Among patients in the TKI-pretreated cohort, the cORR was 55.8% (95% CI, 46.1%-65.1%). In total, 37% of the patients in this cohort had received prior chemotherapy. The study also provided notable insights into outcomes among patients harboring the G2320R resistance mutation, Mok emphasizes. Of the 13 TKI-pretreated patients who expressed this mutation, 8 responded to treatment with taletrectinib. This translated to a cORR of 61.5% (95% CI, 31.6%-86.1%). Furthermore, the median PFS was 9.7 months (95% CI, 7.4-12.0), and the median DOR was 16.6 months (95% CI, 10.6-27.3) in all TKI-pretreated patients.
These efficacy findings underscore the efficacy of taletrectinib within the broader context of ROS1-targeted therapy, Mok explains. Although the TKI crizotinib (Xalkori) generated notable PFS outcomes in earlier studies of patients with ROS1-positive NSCLC, second- and third-generation TKIs, such as entrectinib (Rozlytrek) and lorlatinib (Lorbrena), have also demonstrated enhanced efficacy, he says. No head-to-head comparisons of these agents have been conducted; however, newer second-generation TKIs, including taletrectinib, likely offer superior PFS, ORR, and central nervous system efficacy, he reports.

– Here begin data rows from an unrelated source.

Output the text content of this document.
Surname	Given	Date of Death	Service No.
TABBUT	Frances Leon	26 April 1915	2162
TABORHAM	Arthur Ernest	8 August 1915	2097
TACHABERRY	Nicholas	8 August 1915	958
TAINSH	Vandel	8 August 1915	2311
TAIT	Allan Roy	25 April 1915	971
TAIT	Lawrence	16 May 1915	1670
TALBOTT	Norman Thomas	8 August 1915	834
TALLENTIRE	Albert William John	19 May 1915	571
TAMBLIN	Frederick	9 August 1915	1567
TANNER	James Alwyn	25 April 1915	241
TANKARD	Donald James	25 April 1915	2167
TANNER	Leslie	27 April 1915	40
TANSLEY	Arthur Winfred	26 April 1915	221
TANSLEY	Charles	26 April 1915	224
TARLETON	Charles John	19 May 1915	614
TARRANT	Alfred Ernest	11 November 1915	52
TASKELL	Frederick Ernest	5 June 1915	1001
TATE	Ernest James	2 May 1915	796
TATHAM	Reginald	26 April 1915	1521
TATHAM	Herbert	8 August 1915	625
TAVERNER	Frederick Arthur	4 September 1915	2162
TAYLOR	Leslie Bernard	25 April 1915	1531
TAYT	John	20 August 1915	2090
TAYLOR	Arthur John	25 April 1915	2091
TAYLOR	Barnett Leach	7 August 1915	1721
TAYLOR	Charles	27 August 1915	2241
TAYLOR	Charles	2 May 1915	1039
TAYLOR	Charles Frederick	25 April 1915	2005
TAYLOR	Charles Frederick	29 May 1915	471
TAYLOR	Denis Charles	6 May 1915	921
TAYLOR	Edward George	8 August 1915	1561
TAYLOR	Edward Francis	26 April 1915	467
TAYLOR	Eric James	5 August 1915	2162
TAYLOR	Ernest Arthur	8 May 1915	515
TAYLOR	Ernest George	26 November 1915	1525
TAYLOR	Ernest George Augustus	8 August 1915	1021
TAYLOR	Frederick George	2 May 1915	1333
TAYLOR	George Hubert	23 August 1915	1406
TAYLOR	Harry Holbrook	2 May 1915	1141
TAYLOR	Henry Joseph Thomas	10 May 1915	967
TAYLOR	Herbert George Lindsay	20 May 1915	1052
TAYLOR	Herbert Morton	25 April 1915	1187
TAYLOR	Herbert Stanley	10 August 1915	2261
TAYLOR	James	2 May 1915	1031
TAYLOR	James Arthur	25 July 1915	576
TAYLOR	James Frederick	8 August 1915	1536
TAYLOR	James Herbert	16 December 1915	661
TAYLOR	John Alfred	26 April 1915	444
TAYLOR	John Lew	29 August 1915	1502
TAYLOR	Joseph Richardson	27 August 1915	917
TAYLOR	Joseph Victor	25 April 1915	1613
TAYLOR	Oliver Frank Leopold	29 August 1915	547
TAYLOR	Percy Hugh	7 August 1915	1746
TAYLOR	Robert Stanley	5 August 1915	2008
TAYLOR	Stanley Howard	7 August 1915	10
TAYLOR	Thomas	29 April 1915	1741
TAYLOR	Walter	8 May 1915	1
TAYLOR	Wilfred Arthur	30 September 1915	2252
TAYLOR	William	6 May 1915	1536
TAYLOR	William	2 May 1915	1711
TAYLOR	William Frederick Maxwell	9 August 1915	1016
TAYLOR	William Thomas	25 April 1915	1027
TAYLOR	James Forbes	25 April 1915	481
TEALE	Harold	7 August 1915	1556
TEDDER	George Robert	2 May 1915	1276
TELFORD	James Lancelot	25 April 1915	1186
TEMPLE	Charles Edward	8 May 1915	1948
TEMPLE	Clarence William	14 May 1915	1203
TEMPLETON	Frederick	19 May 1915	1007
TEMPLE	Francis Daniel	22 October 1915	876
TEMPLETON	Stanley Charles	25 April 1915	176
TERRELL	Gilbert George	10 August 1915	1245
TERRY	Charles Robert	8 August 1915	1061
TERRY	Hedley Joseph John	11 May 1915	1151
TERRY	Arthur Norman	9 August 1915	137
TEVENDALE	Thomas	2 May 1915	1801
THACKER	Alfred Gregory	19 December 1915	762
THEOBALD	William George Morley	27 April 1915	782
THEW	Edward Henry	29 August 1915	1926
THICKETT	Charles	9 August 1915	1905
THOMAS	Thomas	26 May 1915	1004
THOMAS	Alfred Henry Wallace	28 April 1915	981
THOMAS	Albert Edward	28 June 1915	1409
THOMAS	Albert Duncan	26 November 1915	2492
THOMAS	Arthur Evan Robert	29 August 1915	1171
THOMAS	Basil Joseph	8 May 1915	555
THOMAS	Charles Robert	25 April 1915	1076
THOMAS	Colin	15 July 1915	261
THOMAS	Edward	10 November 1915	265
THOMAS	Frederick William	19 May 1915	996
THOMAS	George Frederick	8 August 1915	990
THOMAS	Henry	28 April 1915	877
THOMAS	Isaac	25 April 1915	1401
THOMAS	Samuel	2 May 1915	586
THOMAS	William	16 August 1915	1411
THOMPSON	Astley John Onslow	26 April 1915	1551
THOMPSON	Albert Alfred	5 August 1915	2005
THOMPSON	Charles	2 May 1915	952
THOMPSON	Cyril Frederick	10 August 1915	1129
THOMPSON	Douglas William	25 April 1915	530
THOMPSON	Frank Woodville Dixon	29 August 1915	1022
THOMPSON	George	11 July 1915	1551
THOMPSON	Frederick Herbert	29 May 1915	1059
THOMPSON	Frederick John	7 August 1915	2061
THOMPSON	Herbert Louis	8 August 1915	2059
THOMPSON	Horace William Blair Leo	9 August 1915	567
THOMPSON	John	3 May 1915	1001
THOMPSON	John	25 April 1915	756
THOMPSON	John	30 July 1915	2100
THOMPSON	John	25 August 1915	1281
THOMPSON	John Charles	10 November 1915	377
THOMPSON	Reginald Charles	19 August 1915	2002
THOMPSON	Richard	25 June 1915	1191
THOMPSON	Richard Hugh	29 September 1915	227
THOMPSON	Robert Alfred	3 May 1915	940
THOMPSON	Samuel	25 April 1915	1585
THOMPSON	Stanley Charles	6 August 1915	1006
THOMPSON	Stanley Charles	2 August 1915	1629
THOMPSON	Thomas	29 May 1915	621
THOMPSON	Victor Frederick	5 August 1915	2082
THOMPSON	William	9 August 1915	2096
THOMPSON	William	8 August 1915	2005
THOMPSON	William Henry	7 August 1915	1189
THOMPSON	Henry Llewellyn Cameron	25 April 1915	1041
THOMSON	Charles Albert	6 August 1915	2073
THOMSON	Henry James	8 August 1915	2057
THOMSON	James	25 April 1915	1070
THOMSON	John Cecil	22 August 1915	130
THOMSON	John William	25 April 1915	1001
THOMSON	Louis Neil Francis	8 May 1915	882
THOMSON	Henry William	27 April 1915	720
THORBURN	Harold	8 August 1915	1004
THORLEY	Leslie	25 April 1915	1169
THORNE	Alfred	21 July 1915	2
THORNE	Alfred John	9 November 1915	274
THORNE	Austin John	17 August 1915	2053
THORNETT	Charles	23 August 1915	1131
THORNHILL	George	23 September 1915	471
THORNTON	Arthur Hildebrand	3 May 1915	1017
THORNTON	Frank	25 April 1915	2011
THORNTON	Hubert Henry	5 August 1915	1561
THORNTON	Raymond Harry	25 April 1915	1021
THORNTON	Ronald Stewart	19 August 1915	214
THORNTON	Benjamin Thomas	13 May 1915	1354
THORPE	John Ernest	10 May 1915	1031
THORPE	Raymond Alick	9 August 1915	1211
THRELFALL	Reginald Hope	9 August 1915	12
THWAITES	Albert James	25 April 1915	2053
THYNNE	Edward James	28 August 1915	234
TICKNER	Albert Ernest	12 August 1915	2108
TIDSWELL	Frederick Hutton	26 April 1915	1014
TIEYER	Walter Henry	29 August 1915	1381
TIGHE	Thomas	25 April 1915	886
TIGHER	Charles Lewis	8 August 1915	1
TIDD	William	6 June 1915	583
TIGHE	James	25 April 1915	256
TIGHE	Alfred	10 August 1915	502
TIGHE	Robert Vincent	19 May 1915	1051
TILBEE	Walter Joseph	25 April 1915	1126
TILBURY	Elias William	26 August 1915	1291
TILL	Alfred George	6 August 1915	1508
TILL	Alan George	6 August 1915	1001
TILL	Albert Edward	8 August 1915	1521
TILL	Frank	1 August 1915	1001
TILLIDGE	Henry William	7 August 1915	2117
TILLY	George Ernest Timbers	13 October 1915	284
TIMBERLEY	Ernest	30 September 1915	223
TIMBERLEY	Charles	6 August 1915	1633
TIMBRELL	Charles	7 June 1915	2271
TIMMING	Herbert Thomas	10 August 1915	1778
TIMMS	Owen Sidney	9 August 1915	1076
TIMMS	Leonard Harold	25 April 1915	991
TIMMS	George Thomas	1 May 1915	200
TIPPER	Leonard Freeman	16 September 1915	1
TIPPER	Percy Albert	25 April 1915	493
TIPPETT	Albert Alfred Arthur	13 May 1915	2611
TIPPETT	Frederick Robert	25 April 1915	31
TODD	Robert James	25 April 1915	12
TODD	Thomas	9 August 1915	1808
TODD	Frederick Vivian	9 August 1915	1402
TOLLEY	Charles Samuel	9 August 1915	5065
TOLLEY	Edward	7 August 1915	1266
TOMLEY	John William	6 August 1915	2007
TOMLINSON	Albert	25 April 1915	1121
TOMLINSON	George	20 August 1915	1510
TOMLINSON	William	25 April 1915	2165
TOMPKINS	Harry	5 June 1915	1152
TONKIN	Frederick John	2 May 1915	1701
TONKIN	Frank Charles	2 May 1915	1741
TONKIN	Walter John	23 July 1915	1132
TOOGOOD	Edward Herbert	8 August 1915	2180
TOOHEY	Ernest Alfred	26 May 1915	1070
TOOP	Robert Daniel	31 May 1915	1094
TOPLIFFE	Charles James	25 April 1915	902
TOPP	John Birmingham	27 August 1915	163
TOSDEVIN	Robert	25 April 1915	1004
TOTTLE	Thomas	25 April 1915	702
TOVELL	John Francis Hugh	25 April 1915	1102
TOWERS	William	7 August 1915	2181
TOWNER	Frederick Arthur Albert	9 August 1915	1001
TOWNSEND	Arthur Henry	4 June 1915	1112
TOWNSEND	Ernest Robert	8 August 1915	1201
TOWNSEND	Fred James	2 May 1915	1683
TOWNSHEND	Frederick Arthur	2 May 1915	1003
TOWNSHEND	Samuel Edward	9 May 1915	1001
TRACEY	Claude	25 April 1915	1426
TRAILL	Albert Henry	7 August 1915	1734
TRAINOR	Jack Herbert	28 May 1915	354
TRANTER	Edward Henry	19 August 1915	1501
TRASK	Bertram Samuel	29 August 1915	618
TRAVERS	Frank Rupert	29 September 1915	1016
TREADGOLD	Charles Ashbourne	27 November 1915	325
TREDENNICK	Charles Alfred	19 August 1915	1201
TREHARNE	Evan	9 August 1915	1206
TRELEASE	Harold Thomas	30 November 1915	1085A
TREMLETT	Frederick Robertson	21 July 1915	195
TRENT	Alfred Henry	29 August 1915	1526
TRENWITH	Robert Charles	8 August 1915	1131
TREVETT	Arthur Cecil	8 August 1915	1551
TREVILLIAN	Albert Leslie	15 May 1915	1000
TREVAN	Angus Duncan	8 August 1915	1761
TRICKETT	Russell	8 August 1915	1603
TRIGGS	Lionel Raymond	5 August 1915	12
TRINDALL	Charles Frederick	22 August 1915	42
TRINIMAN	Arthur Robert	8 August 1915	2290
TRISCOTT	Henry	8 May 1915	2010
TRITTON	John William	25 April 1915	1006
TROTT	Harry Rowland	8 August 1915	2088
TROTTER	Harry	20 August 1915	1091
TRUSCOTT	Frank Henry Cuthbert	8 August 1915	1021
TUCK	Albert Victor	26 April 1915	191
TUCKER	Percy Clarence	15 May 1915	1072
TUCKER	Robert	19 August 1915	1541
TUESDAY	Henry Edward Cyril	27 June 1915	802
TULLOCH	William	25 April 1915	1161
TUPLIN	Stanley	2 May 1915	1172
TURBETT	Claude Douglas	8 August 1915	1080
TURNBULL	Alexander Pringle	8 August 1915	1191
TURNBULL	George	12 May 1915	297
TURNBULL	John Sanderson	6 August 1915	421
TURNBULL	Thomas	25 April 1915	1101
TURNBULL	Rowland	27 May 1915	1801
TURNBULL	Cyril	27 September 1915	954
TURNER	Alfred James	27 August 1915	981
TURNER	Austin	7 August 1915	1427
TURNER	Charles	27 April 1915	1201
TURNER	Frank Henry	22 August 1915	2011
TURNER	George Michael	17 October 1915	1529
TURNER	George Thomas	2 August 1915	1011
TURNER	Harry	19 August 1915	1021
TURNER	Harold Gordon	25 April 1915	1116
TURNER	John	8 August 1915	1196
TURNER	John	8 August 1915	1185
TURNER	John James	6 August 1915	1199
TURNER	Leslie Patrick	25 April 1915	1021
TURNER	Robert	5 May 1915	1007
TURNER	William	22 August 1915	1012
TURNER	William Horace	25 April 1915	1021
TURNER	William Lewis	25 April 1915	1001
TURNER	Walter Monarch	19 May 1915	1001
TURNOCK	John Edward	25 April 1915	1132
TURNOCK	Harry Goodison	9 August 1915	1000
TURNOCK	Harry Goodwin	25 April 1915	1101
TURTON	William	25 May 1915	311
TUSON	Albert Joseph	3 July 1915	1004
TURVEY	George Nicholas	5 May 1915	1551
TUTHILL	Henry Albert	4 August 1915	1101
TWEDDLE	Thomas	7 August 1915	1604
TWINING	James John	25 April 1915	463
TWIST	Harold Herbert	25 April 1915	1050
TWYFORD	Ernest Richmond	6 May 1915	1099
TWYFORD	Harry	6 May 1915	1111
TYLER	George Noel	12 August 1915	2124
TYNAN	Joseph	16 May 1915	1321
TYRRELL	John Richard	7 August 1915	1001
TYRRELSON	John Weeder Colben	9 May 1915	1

Notably, in the pooled analysis of TRUST-I and TRUST-II, taletrectinib led to an intracranial ORR of 76.5% (95% CI, 50.1%-93.2%) in TKI-naive patients. These data reinforce the agent’s potential utility as a first-line therapy for patients with ROS1-positive NSCLC, particularly those with brain metastases, Mok concludes.
The most common treatment-related adverse effects (TEAEs) were elevated liver enzyme levels and gastrointestinal issues. Neurologic TEAEs included dizziness in 21.1% of patients and dysgeusia in 14.5% of patients; most neurologic TEAEs were grade 1.